In-House Knowledge Base for Specialty Billing

Overview

I built this project because ChatGPT was becoming a problem. Not because it’s useless—quite the opposite—it’s too good at confidently saying things that sound correct. In the world of specialty billing, especially for Medicare and insurer-specific rules, that can mean confidently filing incorrect claims. I started seeing this more and more with our billing partner, Medek Provider Network. Billers would argue about the right way to handle something, and it turned out they were quoting competing versions of ChatGPT like two LLMs debating through human proxies.

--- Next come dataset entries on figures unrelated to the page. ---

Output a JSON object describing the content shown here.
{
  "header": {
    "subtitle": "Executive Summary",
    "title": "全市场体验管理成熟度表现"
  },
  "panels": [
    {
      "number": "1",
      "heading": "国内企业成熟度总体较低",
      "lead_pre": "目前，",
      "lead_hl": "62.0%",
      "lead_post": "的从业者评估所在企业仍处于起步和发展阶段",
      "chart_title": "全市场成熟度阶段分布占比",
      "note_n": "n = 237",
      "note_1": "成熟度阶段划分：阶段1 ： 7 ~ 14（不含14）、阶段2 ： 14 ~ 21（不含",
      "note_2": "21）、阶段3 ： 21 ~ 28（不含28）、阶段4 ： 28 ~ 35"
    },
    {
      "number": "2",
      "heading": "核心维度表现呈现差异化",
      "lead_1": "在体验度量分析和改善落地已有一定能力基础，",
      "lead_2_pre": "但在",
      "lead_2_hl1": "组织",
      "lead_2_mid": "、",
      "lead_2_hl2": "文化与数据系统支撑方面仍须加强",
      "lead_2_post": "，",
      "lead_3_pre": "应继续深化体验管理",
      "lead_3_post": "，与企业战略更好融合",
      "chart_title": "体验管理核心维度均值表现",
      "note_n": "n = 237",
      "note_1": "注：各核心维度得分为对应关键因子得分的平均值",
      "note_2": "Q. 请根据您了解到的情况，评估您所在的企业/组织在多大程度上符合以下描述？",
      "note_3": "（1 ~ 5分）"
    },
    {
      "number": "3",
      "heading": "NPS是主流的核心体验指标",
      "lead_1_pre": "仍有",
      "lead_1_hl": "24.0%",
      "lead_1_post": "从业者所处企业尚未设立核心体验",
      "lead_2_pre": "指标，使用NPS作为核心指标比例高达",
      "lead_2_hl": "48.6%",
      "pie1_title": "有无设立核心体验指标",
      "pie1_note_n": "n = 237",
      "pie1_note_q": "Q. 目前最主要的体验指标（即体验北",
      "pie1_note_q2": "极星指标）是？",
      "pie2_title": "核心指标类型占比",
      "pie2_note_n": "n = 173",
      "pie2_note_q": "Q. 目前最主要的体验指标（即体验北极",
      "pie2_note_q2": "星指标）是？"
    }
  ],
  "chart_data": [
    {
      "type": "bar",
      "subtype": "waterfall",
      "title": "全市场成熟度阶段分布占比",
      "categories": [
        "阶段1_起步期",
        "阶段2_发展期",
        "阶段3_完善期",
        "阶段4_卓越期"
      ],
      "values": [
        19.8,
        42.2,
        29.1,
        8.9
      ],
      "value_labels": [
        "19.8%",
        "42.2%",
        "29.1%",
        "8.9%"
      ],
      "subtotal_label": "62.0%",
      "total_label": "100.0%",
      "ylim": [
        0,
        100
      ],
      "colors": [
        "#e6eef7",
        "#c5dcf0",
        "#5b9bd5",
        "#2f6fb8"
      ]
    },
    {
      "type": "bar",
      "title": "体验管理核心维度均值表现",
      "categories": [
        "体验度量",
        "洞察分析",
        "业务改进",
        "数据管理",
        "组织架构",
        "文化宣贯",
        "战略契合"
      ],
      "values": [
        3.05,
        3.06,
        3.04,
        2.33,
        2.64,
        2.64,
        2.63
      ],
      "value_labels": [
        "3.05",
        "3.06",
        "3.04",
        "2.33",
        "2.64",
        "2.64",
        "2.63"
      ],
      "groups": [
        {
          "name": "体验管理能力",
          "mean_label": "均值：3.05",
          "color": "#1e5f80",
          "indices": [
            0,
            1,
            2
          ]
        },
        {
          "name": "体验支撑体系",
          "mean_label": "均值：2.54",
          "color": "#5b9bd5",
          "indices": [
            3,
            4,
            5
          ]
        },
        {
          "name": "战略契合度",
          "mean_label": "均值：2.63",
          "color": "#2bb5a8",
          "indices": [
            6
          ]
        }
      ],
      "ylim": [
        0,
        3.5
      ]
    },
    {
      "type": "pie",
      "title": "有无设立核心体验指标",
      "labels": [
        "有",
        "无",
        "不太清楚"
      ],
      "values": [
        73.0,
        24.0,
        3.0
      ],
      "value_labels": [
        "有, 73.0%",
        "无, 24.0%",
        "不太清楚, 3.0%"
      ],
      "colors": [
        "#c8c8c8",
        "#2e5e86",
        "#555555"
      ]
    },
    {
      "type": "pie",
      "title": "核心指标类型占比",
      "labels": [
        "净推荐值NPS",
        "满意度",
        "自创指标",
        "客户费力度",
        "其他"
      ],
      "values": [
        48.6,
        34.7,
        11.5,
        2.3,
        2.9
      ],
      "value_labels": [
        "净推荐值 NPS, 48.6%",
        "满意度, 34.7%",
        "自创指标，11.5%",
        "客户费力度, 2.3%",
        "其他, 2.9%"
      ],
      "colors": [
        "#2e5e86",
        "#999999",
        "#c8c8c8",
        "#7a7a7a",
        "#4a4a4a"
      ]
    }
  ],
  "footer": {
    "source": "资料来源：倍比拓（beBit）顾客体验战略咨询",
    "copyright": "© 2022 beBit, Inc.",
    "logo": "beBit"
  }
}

This isn’t the future we want. At Intelligence Factory, our billing automation system (FairPath) needs one source of truth. That’s why I built an internal knowledge base—grounded, curated, and semantically indexed—to serve as the backbone for how our systems understand medical billing.

‍

The Problem

Specialty billing is dense, exception-driven, and constantly changing. Our internal documents go back years and reflect hard-won experience—millions of claims processed and thousands of rules verified, tweaked, or annotated by actual professionals. But none of that matters if your retrieval layer is brittle, or worse, if your AI just makes things up.We needed a system that could:

Accept ongoing input from real billers and clinicians.
Handle updates without invalidating embeddings or introducing drift.
Map informal guidance back to structured policies.
Surface precise answers, grounded in real data, with traceability.

And we needed to do all of it without sacrificing flexibility, accessibility, or speed.

‍

How It Works

The entire system is built on top of SemDB, our semantic database infrastructure.We start with ingestion, but unlike most RAG systems, we didn’t stop at “dump it in and chunk it.” First, we support live ingestion from multiple real-world sources: Google Docs, emails, attachments, and even conversational correction—if an experienced biller catches a mistake, they can submit a correction just by chatting with the system.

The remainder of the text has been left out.